Congratulations to the winners of the essay competition “Memory Politics in Canada and Europe”

  Emily Grenon (MA candidate, University of Toronto) and  James Collie (PhD candidate, University of Ontario).

Emily Grenon‘s essay “Speaker/Mirror/Eye” talked about Lázló Lakner’s 1960 painting “Seamstresses Listen to Hitler’s Speech”. According to Emily it “represents a Communist-era attempt to reconcile with Hungary’s role in the Second World War and complicity in the Holocaust, as well as a critique of silence after the fact. This painting was exceptional for its time, and the fact of its suppression and subsequent decades-long disappearance are illustrative of the same memory climate that it portrayed. “Seamstresses” engages both with historical and contemporary silences, creating an enduring critique that remains relevant in Hungary’s current memory climate”.

James Collie’s essay (PhD candidate of the University of Western Ontario) addressed  “Canada’s Contradiction of Legitimacy”. It talks about Canada’s political culture and its crisis of memory . James writes: “On one hand, institutions and actors of the state actively disavow colonialism and commit to reconciliation with Indigenous nations (Canada, 2021).  On the other, Canada has not addressed the colonial displacement of the legitimacy and autonomy of Indigenous political and legal orders. In short, Canada remembers colonialism, distances itself from it, and commits to renewed governance, all the while Canada suppresses the memory of the usurpation of Indigenous governance.  Memory politics play an influential role in sustaining democracy and inclusion. How we remember legacies of injustice directly impacts how we react to the exclusions of today. Democracy is best sustained when unfair legacies and histories are made known to all; only then can a society move forward together. In Canada, this situation is both alike and unlike Europe. In both places, there is a need to accept troubling, unjust histories. In doing so, people then recognize the barriers that others face to contemporary inclusion within a democratic society. Canada, however, is unique in two important respects. The first reason is that the establishment of Canadian political legitimacy happened through the settler-colonial displacement of Indigenous political and legal orders. Therefore, Canada has a dual history of excluding people from its polity, but also this polity was established through the settler-colonial denial of Indigenous polities. The second factor is that the inclusion of Indigenous peoples in social, economic, and political institutions is not the only task; many Indigenous calls for justice go beyond inclusion and recognition within Canadian society, and rather for the recognition of Indigenous political and legal orders.
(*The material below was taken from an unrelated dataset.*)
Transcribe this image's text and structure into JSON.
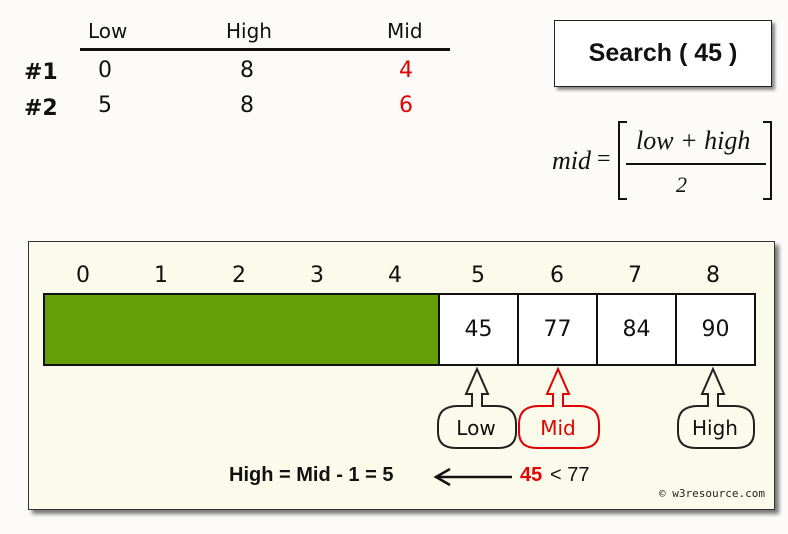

Canadian democracy must then at once recognize historical barriers facing Indigenous communities and recognize that Indigenous nations demand the acknowledgement of their inherent political and legal autonomy as self-determining nations.”
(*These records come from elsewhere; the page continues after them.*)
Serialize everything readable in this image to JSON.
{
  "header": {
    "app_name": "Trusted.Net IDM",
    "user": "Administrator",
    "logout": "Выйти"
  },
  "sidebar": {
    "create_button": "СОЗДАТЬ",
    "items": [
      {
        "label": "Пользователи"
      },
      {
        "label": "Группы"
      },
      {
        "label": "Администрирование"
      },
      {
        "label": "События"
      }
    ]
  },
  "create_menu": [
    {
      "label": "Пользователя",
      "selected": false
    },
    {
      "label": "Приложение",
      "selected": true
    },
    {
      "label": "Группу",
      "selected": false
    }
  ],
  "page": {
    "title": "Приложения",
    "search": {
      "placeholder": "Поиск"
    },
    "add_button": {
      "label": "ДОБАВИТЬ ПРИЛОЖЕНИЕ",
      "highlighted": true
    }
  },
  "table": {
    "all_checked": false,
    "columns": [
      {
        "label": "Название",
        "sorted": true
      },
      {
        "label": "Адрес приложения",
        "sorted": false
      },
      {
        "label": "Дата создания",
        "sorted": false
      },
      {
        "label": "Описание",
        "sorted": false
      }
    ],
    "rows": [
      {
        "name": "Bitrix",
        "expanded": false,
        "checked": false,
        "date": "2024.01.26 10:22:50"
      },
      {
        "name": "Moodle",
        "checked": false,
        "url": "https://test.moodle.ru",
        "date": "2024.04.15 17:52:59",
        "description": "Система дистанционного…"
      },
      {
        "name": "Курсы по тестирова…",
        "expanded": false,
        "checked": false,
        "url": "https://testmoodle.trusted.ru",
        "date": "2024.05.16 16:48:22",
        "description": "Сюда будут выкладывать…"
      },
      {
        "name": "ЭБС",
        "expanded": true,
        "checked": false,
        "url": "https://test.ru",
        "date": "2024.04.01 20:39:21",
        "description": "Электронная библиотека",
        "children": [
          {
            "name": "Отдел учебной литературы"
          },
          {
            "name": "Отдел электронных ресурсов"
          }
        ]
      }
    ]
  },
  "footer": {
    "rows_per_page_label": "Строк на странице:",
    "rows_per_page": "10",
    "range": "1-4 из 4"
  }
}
The award winners were invited to the conference “Addressing the Past – Shaping the Future”, that took place on October 21-23 at the University of Victoria. They presented their essays during the “Graduate Student Panel” and were honoured by the director of the Konrad Adenauer Foundation Canada, Dr. Norbert Eschborn, and Prof. Oliver Schmidtke, the director of the Centre for Global Studies at the University of Victoria, during the main public opening panel on Friday, October 21st.